Sri Lanka Monetary Process
The Central Bank of Sri Lanka, which started operations in
1950, stood at the apex of the country's financial framework in
1988. The bank administered the exchange control system,
implemented monetary policy, and regulated the money supply
through such means as open market transactions, interest rate
changes, and changes in the minimum reserve requirements of the
commercial banks.
The private sector relied almost entirely on the banks for
credit. In early 1988, the commercial banking system consisted of
twenty-six banks: six Sri Lankan banks and twenty-two foreign
banks. Two of the Sri Lankan banks--the Bank of Ceylon and the
People's Bank--were state banks. These institutions dominated
commercial banking, holding nearly 80 percent of total deposits.
The profitability of these banks, like that of many other state
enterprises, had been hindered by politicians using them to
secure employment for their supporters. Recovering loans due from
public corporations has also been a problem for these banks.
The four private Sri Lankan banks in 1988 were the Hatton
National Bank, the Commercial Bank of Ceylon, the Investment and
Credit Bank, and the Agro-Commercial Bank. The last two of these
banks began operations in 1987, the first local banks founded
after the liberalization of the economy in 1977.
Until 1979 the presence of foreign banks consisted of three
British banks (Grindlays Bank, Chartered Bank, and the Bank of
Hong Kong and Shanghai), three Indian banks (State Bank of India,
Indian Bank, and Indian Overseas Bank), and one Pakistani bank
(Habib Bank). In 1979, for the first time in many years, foreign
banks were allowed to open branches, and many American and
European institutions took advantage of this policy. Newcomers
included the Bank of Credit and Commerce International, Banque
Indosuez, Citibank, American Express, Overseas Trust Bank, Bank
of Oman, Bank of America, European Asian Bank, Algemene Bank
Nederland, Chase Manhattan, Amsterdam Rotterdam Bank, Bank of the
Middle East, and Bankers' Trust Company. The initial capital
requirement, which had been set at Rs10 million in 1979, was
increased in 1982 to Rs50 million. The Bank of America ended its
activities in Sri Lanka at the end of 1986.

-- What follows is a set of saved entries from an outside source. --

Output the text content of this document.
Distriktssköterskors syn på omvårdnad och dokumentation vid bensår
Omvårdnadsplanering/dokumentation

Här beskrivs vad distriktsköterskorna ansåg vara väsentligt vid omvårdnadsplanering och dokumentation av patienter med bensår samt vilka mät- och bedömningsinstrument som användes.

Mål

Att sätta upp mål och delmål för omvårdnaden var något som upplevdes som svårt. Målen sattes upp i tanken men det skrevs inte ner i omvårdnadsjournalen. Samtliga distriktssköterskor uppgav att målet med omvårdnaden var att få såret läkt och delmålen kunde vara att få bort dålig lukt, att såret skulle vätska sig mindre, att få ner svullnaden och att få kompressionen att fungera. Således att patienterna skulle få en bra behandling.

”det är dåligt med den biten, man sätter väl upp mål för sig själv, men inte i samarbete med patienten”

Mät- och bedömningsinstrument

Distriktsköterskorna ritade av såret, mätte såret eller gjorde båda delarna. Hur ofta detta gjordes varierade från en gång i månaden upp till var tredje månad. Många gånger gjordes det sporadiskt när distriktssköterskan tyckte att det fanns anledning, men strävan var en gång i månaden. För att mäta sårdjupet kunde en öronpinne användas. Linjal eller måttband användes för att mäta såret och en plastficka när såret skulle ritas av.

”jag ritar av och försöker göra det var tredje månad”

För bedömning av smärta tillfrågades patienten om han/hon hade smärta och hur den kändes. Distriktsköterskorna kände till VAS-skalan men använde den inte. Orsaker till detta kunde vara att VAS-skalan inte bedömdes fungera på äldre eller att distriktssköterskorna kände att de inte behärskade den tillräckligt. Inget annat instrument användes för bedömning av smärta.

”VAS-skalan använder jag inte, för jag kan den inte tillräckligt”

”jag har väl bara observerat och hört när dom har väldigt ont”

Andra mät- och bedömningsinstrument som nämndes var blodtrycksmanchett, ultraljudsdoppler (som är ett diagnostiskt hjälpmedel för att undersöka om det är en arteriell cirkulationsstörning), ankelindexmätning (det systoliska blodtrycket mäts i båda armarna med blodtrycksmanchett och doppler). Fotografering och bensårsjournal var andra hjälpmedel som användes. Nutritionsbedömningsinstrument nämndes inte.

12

Although the arrival of foreign banks increased the level of
competition and led to new facilities, the overall impact on the
credit supply remained marginal in early 1988. Credit to the
rural sector and small firms was still tight and was channeled
mainly by the two state banks.
Interest rate policy in the 1980s encouraged high rates in
order to combat inflation and encourage a higher flow of savings
to bridge the gap between new investment and total domestic
savings. At the end of 1986, treasury bills paid 11 percent and
interbank loans cost between 12 percent and 12.75 percent. Loans
and bank overdrafts were charged between 12 and 30 percent.
The Central Bank announced a deposit insurance program for
small depositors in June 1987, but none of the commercial banks
had joined at the end of the year. Only deposits of private
individuals up to a value of Rs100,000 could be insured.
Government, interbank, and local government deposits were not
eligible. Banks that joined would pay four Sri Lankan cents for
every Rs100 to the Central Bank. The Central Bank hopes that the
confidence created by the program will offset the extra costs to
the banks.
In late 1987, the Central Bank offered the commercial banks a
number of incentives to join the insurance scheme, including
lowering their reserve requirement to a flat rate of 10 percent.
In 1987 the ratio was 18 percent on checking account deposits, 14
percent on fixed-term deposits, and 10 percent on other deposits.
The stock market, which was established in December 1985, was
a minor source of capital. At the end of 1986, it quoted 173
companies having a total market capitalization of around Rs14
billion. Share transactions averaged Rs2.5 million a week. In
1987 legislation established a securities council to regulate the
stock exchange. The proposed council was to be empowered to grant
licenses to stockbrokers, set up a fund to compensate investors
who suffered losses resulting from the failure of a licensed
dealer to meet contractual obligations, and suspend or cancel the
trading of securities for the protection of investors. The intent
of this legislation was to create confidence in the stock market
in the hope that it would attract more investors.